FRENCHTOWN TOWNSHIP, Mich. (AP/WWJ) – Divers have recovered the body of a southeast Michigan man who fell into the icy waters of western Lake Erie while riding an all-terrain vehicle.
Monroe County Sheriff’s Maj. Jeff Kemp said the body of 40-year-old Derik Bondy of Frenchtown Township was located in about 10 feet of water about 1,200 feet offshore Thursday. He disappeared Jan. 10.
The Monroe News reports electronic equipment and a submersible Michigan State Police Remotely Operated Vehicle help locate the body on the second day of the recovery effort.
The Coast Guard last week issued a warning about potentially unstable ice on the Great Lakes as temperatures warmed following a stretch of bitter cold. As always, the Coast Guard urges everyone to use common sense, reminding those who venture out onto melting and weakening ice that they are not only putting their own lives in danger, but the lives of first responders.

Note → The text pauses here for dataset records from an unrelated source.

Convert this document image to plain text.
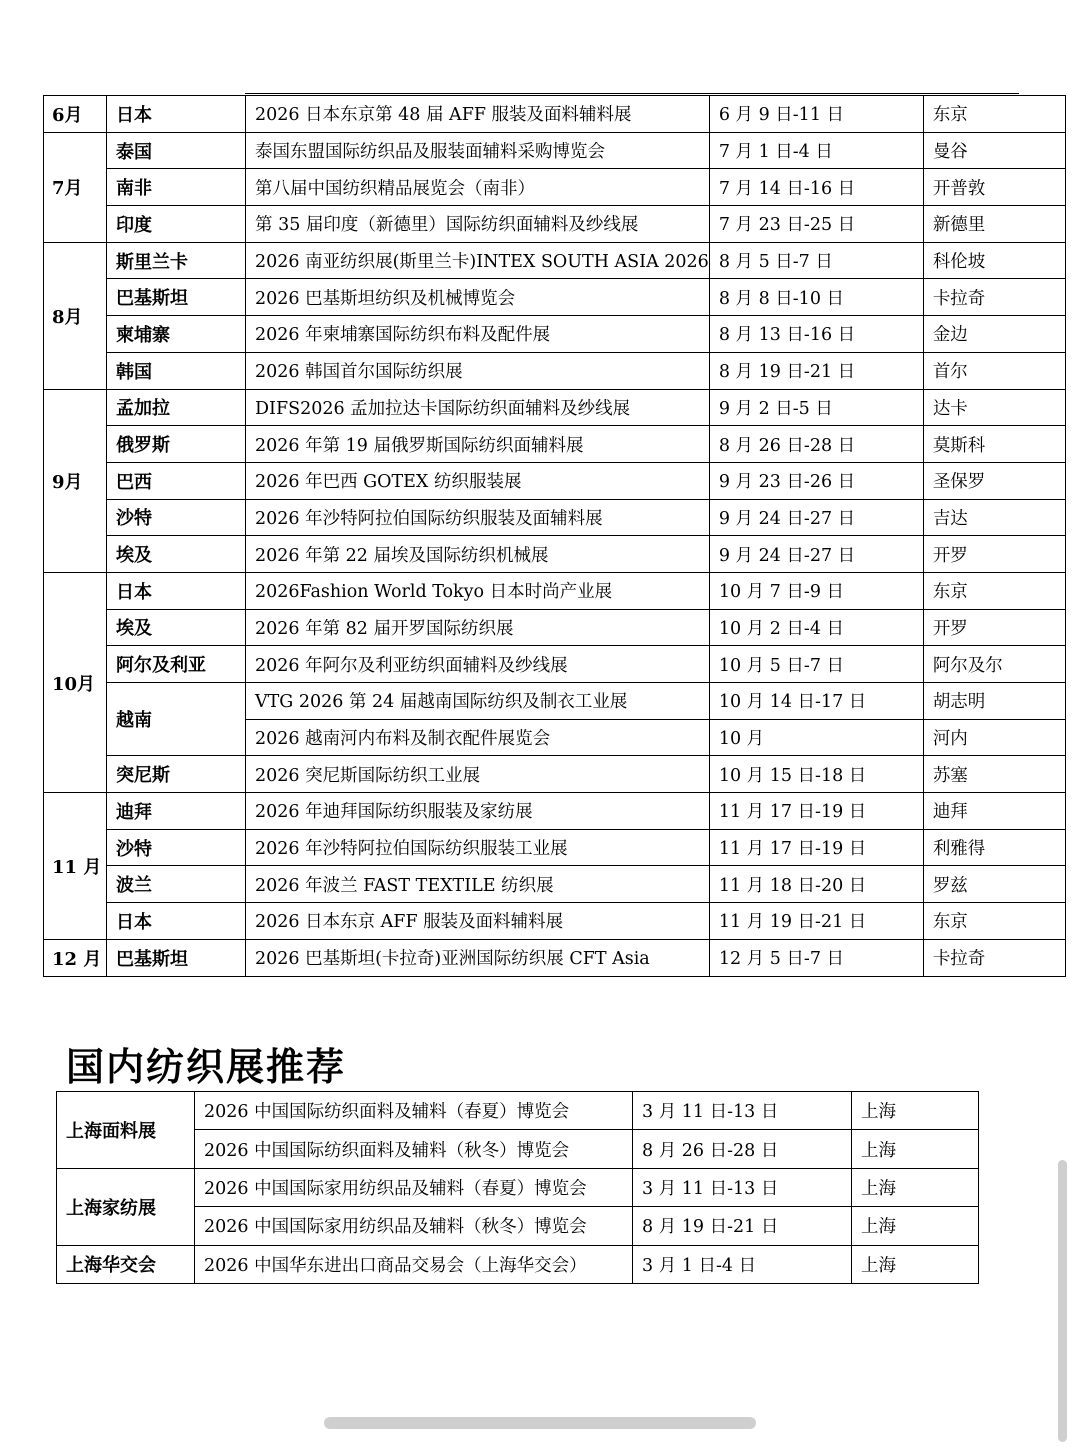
6月	日本	2026 日本东京第 48 届 AFF 服装及面料辅料展	6 月 9 日-11 日	东京
7月	泰国	泰国东盟国际纺织品及服装面辅料采购博览会	7 月 1 日-4 日	曼谷
	南非	第八届中国纺织精品展览会（南非）	7 月 14 日-16 日	开普敦
	印度	第 35 届印度（新德里）国际纺织面辅料及纱线展	7 月 23 日-25 日	新德里
8月	斯里兰卡	2026 南亚纺织展(斯里兰卡)INTEX SOUTH ASIA 2026	8 月 5 日-7 日	科伦坡
	巴基斯坦	2026 巴基斯坦纺织及机械博览会	8 月 8 日-10 日	卡拉奇
	柬埔寨	2026 年柬埔寨国际纺织布料及配件展	8 月 13 日-16 日	金边
	韩国	2026 韩国首尔国际纺织展	8 月 19 日-21 日	首尔
9月	孟加拉	DIFS2026 孟加拉达卡国际纺织面辅料及纱线展	9 月 2 日-5 日	达卡
	俄罗斯	2026 年第 19 届俄罗斯国际纺织面辅料展	8 月 26 日-28 日	莫斯科
	巴西	2026 年巴西 GOTEX 纺织服装展	9 月 23 日-26 日	圣保罗
	沙特	2026 年沙特阿拉伯国际纺织服装及面辅料展	9 月 24 日-27 日	吉达
	埃及	2026 年第 22 届埃及国际纺织机械展	9 月 24 日-27 日	开罗
10月	日本	2026Fashion World Tokyo 日本时尚产业展	10 月 7 日-9 日	东京
	埃及	2026 年第 82 届开罗国际纺织展	10 月 2 日-4 日	开罗
	阿尔及利亚	2026 年阿尔及利亚纺织面辅料及纱线展	10 月 5 日-7 日	阿尔及尔
	越南	VTG 2026 第 24 届越南国际纺织及制衣工业展	10 月 14 日-17 日	胡志明
		2026 越南河内布料及制衣配件展览会	10 月	河内
	突尼斯	2026 突尼斯国际纺织工业展	10 月 15 日-18 日	苏塞
11 月	迪拜	2026 年迪拜国际纺织服装及家纺展	11 月 17 日-19 日	迪拜
	沙特	2026 年沙特阿拉伯国际纺织服装工业展	11 月 17 日-19 日	利雅得
	波兰	2026 年波兰 FAST TEXTILE 纺织展	11 月 18 日-20 日	罗兹
	日本	2026 日本东京 AFF 服装及面料辅料展	11 月 19 日-21 日	东京
12 月	巴基斯坦	2026 巴基斯坦(卡拉奇)亚洲国际纺织展 CFT Asia	12 月 5 日-7 日	卡拉奇
国内纺织展推荐
上海面料展	2026 中国国际纺织面料及辅料（春夏）博览会	3 月 11 日-13 日	上海
	2026 中国国际纺织面料及辅料（秋冬）博览会	8 月 26 日-28 日	上海
上海家纺展	2026 中国国际家用纺织品及辅料（春夏）博览会	3 月 11 日-13 日	上海
	2026 中国国际家用纺织品及辅料（秋冬）博览会	8 月 19 日-21 日	上海
上海华交会	2026 中国华东进出口商品交易会（上海华交会）	3 月 1 日-4 日	上海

Ice is unpredictable and the thickness can vary, even in small areas, the Coast Guard warns. Warm temperatures and currents, particularly around narrow spots, bridges, inlets and outlets, are always suspect for thin ice. Stay away from cracks, seams, pressure ridges, slushy areas and darker areas since these signify thinner ice.
In addition, ice near shore of a frozen lake may be unsafe and weaker because of shifting, expansion, wind and sunlight reflecting from the bottom.
The U.S. Coast Guard recommends doing the following before heading out onto the ice or onto the water:
• Take the necessary precautions that could save your life.
• Always wear a life jacket. A life jacket allows a person to float with a minimum of energy expended and allows the person to assume the Heat Escape Lessening Position by bringing the knees close to the chest and holding them in place by wrapping the arms around the shin portions of the legs.
• Dress for the water temperature not the air temperature. Don’t let warm temperatures deceive you. Wear a dry suit in any cold-water environment to increase the chance of surviving a fall into the water.
• Hypothermia is the biggest danger after falling into the water, even if one manages to get out immediately. Every minute counts in a cold water environment. Hypothermia sets in quickly as the human body’s core temperature drops below 95 degrees (35 degrees C). Preparation may mean the difference between a life saved or a body recovered. Cold water drains a body’s heat up to 25 times faster than cold air.
• Dress in bright colors, wear reflective clothing, patches, or tape, and wear an exposure suit that is waterproof. The chance of locating a person in distress is increased when the individual wears bright and reflective clothing.
• Never go out on the water alone; always use the buddy system.
• Carry a registered personal locator beacon in addition to a marine radio to alert the Coast Guard and local safety agencies of potential distress. Consider a waterproof hand-held model that can be worn.
• Carry safety devices such as visual distress signals, a sound-producing device, or screwdrivers or hand picks that can be used to pull yourself out of the water if you fall through the ice.
• Always tell family and friends where you are going and when you expect to be back. Stick to the plan and notify them when plans change.